ELISE LABOTT, CNN GLOBAL AFFAIRS CORRESPONDENT: Well, Jake, the Obama administration maintained all along that tying the fate of the four Americans to the nuclear negotiations would not help bring them home, but now that deal is done, the families say it is time for the U.S. to step up the pressure.


LABOTT (voice-over): Tonight, Secretary of State John Kerry arrived for a closed-door, high-stakes briefing, trying to sell the Iran nuclear deal to a skeptical Congress.

JOHN KERRY, SECRETARY OF STATE: It will make the region or friends and allies safer. It will make the world safer. LABOTT: But that may not be enough to convince skeptical lawmakers, worried the deal will embolden Iran to wreak new havoc in the Middle East, and angry four Americans are being left behind, including "Washington Post" reporter Jason Rezaian.

KERRY: We are working very hard on it.

LABOTT: It's been exactly one year since Rezaian was arrested on spy charges and thrown in Iran's notorious Evin prison.


LABOTT: Today, his family and employers at "The Washington Post" made another plea for his release, this time calling on the United Nations to step in.

UNIDENTIFIED MALE: No evidence has been produced of espionage or any other offense.
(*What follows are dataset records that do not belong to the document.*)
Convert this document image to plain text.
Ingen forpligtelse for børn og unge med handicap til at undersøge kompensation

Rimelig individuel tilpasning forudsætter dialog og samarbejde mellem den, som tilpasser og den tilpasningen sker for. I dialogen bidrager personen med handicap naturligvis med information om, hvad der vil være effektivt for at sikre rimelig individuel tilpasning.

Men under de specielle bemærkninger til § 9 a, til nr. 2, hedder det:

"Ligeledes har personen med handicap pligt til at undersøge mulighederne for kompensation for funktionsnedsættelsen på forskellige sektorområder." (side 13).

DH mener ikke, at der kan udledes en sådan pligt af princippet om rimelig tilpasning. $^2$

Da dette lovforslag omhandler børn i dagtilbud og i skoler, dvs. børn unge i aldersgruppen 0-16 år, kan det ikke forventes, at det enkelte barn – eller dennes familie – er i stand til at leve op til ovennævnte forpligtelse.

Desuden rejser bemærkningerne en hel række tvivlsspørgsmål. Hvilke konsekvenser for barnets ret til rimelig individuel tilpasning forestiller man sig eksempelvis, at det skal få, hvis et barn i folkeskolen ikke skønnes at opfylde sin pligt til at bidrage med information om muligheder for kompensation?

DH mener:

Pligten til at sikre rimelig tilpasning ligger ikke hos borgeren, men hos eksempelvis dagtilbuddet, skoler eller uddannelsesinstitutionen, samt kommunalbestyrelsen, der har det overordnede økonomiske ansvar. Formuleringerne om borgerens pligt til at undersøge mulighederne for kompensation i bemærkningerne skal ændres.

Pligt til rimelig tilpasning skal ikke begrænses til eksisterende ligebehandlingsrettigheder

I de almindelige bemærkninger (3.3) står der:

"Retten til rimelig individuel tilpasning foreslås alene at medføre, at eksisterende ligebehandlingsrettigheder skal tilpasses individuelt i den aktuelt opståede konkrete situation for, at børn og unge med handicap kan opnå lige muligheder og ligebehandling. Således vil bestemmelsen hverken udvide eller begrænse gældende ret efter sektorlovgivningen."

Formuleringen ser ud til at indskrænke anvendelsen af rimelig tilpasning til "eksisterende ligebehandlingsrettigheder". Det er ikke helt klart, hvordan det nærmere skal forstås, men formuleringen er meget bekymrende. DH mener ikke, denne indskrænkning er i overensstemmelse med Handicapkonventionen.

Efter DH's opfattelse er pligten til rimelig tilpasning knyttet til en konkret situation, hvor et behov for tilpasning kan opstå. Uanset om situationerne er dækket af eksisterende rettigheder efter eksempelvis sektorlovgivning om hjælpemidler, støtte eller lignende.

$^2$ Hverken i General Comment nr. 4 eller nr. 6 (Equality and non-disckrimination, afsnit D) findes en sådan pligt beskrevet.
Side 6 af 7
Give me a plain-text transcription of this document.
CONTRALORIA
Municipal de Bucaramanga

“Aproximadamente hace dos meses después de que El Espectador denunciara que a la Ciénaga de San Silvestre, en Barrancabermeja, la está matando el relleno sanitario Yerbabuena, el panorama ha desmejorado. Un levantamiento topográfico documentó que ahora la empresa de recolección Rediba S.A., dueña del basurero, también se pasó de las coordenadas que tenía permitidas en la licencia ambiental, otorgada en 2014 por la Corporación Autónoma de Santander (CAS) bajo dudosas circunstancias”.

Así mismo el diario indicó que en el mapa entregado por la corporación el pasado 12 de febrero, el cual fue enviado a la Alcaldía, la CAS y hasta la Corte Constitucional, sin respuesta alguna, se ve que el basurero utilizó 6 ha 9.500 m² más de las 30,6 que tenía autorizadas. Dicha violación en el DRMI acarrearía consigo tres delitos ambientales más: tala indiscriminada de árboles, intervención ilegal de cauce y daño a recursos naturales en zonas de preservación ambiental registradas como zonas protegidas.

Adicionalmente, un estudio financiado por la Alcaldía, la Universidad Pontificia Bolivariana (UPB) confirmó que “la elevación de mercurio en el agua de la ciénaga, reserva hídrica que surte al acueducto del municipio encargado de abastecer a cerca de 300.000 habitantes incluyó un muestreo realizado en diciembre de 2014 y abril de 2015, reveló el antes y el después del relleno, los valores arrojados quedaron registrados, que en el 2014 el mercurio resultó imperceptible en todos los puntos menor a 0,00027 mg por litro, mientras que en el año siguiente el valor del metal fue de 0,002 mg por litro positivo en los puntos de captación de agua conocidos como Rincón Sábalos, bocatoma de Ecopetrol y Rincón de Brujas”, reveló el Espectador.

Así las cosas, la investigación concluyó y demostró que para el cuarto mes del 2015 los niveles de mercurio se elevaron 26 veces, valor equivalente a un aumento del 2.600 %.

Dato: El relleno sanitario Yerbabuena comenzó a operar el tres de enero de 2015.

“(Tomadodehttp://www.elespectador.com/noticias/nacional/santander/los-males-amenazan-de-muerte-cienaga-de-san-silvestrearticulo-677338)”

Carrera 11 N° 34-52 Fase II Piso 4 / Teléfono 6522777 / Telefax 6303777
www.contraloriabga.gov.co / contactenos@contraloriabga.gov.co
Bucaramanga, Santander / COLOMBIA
All he did was work diligently and fairly as a journalist.

LABOTT: Rezaian, a dual U.S./Iranian national, reported on the culture and daily life of the Iranian people. He spoke with CNN's Anthony Bourdain last year, shortly before his arrest.

JASON REZAIAN, THE WASHINGTON POST: I love it and I hate it, you know? But it's home. It's become home.

LABOTT: Ali Rezaian feels his brother feels his case got caught off in the nuclear talks, but now that the deal is done, he hopes the Iranians will send his brother home.

ALI REZAIAN, BROTHER OF DETAINED JOURNALIST: Certainly the right thing would have been to do is release him long ago. The right thing to do now is release him now because he's innocent.

LABOTT: President Obama under fire for striking the deal while Rezaian and two other Americans are still being held, a fourth American missing. Tension was on full display when a report asked about their fate.

BARACK OBAMA, PRESIDENT OF THE UNITED STATES: The notion that I am content as I celebrate with American citizens languishing in Iranian jails, Major, that's nonsense.

LABOTT: This week, the president once again promised to spare no effort --

OBAMA: We are not going to relent until we bring home our Americans who are unjustly detained in Iran. Journalist Jason Rezaian should be released.


LABOTT: And Secretary Kerry says he brings up the Americans' cases in every meeting he has what the Iranians, even in the final minutes before the deal was announced.